Per quanto riguarda il contributo pubblico a sostegno della crescita e della diffusione delle attività e delle manifestazioni culturali da parte dei cittadini singoli e associati, come Circolo A.R.C.I. “ALTER” abbiamo sempre sostenuto e sosteniamo che questo debba essere indirizzato prevalentemente alla creazione di strutture, attrezzature e servizi da mettere a disposizione (con regolamentazione) dei cittadini, singoli o associati (in associazioni vere, realmente senza fini di lucro e non, come spesso accade, fasulle).
L'AlterFestA, che ha costruito, nel corso di tanti anni, una proposta socio-culturale e spettacolare di alto livello, riconosciuta tale dal pubblico e dai cosiddetti “addetti ai lavori” e confortata dalla presenza e dall'attenzione di migliaia e migliaia di persone, non rinuncia a sostenere queste sue posizioni che continua a ritenere giuste. Constata però, con grande rammarico, che queste sue posizioni non sono condivise e praticate dalla grande maggioranza delle istituzioni e degli enti pubblici.
Questi infatti continuano imperterriti a finanziare manifestazioni culturali e di spettacolo (che spesso di culturale e spettacolare hanno ben poco) con ingenti elargizioni di pubblico denaro, a volte scandalose. Il contributo pubblico in forma monetaria infatti (salvo casi particolari e limitati che vanno individuati, discussi, giustificati e rigorosamente regolamentati), a differenza di quello “materiale” (sedi, palchi, impianti, servizi, ecc.) si presta molto facilmente ad abusi di natura “affaristica” oltre a rendere molto difficoltosi controlli efficaci. Questi stessi Enti e Istituzioni continuano inoltre sia la vecchia pratica dei cosiddetti “finanziamenti a pioggia” (per “tenersi buoni” un po' tutti con pochi spiccioli), sia l'altra vecchia pratica di privilegiare, con ingenti risorse, i propri “sostenitori”: E per chi è fuori dai “cori” cavoli amari!
Questo porta ad avere contemporaneamente una carenza di strutture, attrezzature e servizi di natura pubblica e
un ingente flusso in uscita di pubblico denaro che, nella maggioranza dei casi, oltre a risultare un grande spreco, non lascia nessun “sedimento” da
cui ripartire per crescere.
Se quasi ossessivamente ritorniamo su queste tematiche non è per una nostra connaturata tendenza alla lamentazione, ma semplicemente perché crediamo che favorire la crescita culturale dei cittadini debba significare, in modo particolare, sottrarsi il più possibile ad ogni forma di condizionamento.

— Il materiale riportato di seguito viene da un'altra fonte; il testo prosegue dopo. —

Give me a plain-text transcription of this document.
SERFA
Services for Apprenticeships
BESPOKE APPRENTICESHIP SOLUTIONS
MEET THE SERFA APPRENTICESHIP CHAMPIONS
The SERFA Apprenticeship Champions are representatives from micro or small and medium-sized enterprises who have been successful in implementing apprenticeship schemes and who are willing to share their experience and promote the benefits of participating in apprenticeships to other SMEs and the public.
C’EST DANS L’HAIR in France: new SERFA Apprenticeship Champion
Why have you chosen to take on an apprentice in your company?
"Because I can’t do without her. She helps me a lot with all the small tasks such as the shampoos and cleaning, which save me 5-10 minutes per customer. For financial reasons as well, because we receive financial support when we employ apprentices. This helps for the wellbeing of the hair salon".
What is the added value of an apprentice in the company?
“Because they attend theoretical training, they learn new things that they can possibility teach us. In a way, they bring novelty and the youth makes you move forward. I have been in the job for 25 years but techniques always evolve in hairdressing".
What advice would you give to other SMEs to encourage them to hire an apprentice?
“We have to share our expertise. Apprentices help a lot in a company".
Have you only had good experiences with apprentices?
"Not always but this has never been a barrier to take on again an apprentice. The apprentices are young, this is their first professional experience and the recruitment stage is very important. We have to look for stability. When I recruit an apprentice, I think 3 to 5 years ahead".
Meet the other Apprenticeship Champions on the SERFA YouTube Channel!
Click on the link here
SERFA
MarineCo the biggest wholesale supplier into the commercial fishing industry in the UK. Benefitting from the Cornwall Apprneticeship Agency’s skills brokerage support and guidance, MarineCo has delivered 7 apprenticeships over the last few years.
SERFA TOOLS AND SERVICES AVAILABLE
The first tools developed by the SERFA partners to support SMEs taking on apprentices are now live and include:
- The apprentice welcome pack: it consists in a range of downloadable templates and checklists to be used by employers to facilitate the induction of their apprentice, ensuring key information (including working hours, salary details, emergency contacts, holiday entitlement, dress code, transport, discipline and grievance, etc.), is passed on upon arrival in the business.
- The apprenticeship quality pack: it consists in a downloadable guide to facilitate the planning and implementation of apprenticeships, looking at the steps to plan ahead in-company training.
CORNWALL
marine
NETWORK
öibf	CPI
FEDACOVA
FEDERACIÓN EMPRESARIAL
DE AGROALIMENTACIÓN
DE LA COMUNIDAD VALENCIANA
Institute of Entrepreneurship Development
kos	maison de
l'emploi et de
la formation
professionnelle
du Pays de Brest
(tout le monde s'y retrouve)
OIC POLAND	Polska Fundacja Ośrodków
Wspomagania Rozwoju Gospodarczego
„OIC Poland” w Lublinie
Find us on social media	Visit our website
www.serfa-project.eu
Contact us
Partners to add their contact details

L'AlterFestA (forse la manifestazione nel suo genere più longeva in Puglia e in tutto il Meridione, essendo giunta alla 30° edizione) pur soffrendo pesantemente per questa perdurante situazione, non si arrende. Ce la sta mettendo tutta per continuare a vivere, per continuare a rappresentare una speranza per tutti coloro che ancora sinceramente credono che si possano costruire momenti di forte crescita culturale e civile, con la partecipazione e la socializzazione, nel solco dei valori, non trattabili, della libertà solidale, della pace, dell’ecologia e della giustizia sociale.